I don’t think we actually disagree; I said “a lot less fucked” not “great” :) you can get real AEADs with Ed25529 in SSH easily; and some of the dumb options problems may still apply with Oxy, depending on what you’re taking about.
I have been using tinysshd for a number of years and I am hooked. Keen to experiment, I have also been using ed25519 keys instead of rsa since this option was added to openssh. No one told me to use tinysshd or ed25519 keys. As someone else pointed out, it seems like most "guides" on ssh, even ones written after ed25519 was added, still advocate rsa keys.
I put my SSH keys inside KeepassXC (regular Keepass supports this via plugin). Way better encryption and it automatically manages the adding of keys to the ssh-agent.
All my other SSH keys I don't have in there are plaintext on the disk. The ssh askpass is in userspace and easily spoofed, any local attacker could easily fish it out anyway. Full disk encryption at rest ought to be enough for most people.
The argument LVH makes here ("worse than plaintext") is that because you have to type that password regularly, it's apt to be one of those important passwords you keep in your brain's resident set and derive variants of for different applications. And SSH is basically doing something close to storing it in plaintext. His argument is that the password is probably more important than what it protects. Maybe that's not the case for you.

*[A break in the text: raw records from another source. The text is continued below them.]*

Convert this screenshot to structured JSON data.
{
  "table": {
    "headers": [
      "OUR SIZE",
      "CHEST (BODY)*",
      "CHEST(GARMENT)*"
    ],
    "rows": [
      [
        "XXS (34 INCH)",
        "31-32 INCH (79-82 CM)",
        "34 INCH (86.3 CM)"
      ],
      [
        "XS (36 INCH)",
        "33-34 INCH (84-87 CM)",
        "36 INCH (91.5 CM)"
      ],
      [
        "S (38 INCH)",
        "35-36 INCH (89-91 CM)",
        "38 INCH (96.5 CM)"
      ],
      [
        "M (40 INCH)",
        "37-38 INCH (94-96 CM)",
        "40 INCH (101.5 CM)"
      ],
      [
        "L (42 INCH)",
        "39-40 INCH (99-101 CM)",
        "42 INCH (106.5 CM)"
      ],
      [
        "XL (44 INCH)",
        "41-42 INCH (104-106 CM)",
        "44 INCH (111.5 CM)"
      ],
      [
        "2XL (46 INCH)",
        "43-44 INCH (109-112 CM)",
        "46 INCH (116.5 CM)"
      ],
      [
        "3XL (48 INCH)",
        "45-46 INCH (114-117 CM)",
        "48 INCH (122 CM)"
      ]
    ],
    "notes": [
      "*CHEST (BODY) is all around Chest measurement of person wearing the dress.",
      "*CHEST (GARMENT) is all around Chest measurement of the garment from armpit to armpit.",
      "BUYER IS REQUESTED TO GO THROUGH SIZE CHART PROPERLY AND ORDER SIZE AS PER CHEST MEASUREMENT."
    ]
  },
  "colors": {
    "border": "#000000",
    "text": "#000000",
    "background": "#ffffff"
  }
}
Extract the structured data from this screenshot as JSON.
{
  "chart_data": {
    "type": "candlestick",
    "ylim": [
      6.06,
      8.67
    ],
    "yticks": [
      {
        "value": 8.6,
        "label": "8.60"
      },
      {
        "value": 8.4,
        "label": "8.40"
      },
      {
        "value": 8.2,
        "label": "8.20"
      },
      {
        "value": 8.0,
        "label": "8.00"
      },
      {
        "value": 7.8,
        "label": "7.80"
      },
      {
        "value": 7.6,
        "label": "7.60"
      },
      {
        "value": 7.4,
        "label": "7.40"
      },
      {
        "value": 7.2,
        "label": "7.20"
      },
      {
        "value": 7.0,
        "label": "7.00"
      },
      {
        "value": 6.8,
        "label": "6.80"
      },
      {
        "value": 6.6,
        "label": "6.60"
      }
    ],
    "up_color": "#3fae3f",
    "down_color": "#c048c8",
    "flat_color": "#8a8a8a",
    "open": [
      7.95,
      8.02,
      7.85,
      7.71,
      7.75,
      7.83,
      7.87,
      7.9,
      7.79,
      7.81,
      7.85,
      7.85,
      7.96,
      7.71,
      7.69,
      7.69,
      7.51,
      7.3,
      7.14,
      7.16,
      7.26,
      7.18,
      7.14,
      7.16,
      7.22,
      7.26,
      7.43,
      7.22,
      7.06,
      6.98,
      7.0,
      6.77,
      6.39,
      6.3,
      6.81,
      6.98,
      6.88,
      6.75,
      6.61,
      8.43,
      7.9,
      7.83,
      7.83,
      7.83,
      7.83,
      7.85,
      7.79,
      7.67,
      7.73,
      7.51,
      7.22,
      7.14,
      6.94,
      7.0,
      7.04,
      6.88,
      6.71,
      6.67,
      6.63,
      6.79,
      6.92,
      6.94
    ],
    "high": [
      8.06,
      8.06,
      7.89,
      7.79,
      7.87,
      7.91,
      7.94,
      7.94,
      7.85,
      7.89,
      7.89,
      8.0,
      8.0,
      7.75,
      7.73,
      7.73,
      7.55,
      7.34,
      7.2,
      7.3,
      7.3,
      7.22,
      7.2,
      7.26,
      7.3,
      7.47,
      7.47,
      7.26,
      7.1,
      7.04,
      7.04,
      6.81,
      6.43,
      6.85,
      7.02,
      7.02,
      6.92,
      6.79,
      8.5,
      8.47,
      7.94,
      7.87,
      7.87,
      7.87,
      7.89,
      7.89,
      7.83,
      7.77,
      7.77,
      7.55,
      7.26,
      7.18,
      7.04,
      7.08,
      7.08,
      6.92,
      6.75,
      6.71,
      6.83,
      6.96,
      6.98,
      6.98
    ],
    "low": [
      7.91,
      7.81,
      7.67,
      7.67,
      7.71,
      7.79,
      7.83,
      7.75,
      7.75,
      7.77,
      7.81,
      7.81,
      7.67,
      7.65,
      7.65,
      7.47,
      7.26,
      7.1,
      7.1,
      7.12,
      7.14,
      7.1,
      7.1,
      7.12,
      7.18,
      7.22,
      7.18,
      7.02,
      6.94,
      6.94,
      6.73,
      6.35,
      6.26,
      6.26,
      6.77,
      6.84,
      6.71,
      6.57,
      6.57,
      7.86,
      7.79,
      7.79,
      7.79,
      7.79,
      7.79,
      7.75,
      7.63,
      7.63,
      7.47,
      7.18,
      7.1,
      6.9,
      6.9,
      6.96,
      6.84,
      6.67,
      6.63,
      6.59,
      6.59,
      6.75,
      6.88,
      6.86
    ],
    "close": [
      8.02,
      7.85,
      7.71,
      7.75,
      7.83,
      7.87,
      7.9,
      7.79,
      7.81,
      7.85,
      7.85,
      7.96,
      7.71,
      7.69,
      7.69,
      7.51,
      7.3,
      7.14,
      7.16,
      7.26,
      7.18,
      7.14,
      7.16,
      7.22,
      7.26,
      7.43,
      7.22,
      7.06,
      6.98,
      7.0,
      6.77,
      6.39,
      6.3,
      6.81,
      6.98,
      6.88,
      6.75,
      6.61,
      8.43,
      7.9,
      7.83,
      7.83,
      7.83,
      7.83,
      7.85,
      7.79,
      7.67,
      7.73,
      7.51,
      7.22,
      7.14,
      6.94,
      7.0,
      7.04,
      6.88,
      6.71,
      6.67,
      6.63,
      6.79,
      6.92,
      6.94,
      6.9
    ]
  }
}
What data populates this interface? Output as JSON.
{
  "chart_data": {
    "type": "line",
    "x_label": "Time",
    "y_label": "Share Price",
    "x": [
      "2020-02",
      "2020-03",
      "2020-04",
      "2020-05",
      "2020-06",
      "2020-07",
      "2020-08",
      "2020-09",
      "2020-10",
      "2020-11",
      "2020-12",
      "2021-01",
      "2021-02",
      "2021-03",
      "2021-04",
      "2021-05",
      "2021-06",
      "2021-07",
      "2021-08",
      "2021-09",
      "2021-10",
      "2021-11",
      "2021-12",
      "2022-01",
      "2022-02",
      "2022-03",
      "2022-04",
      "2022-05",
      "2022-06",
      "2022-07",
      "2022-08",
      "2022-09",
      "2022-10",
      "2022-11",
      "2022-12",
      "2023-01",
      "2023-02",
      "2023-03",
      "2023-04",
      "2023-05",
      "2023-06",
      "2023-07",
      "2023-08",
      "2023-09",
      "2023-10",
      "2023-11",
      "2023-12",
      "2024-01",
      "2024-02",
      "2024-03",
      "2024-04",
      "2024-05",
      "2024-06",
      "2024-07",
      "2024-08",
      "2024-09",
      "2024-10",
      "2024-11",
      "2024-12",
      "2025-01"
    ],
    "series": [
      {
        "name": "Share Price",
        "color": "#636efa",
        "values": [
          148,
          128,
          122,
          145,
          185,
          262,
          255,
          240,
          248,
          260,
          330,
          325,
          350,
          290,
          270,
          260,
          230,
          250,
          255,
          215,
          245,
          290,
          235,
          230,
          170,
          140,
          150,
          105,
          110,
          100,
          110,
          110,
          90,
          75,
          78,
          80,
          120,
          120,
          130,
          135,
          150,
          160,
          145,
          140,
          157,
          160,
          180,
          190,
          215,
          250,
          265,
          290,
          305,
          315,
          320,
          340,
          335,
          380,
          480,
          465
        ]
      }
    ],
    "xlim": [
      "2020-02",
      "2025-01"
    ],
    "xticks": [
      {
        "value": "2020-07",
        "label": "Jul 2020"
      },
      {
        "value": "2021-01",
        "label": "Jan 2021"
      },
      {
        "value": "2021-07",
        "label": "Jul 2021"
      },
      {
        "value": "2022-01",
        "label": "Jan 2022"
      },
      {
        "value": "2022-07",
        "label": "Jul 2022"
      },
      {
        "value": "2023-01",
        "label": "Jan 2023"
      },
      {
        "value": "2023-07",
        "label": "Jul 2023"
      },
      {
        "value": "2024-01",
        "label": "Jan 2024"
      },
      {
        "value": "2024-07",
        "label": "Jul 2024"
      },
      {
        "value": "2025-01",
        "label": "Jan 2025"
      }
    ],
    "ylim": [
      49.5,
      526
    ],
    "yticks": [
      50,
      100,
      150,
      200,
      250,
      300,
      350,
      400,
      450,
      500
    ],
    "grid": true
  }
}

I just think it's batshit that OpenSSH's default is so bad. At the very least: you might as well just not use passwords if you're going to accept that default. If you use curve keys, you get a better (bcrypt) format.
While I have you here...
Before you contemplate any elaborate new plan to improve the protection of your SSH keys, consider that long-lived SSH credentials are an anti-pattern. If you set up an SSH CA, you can issue time-limited short-term credentials that won't sit on your filesystems and backups for all time waiting to leak access to your servers.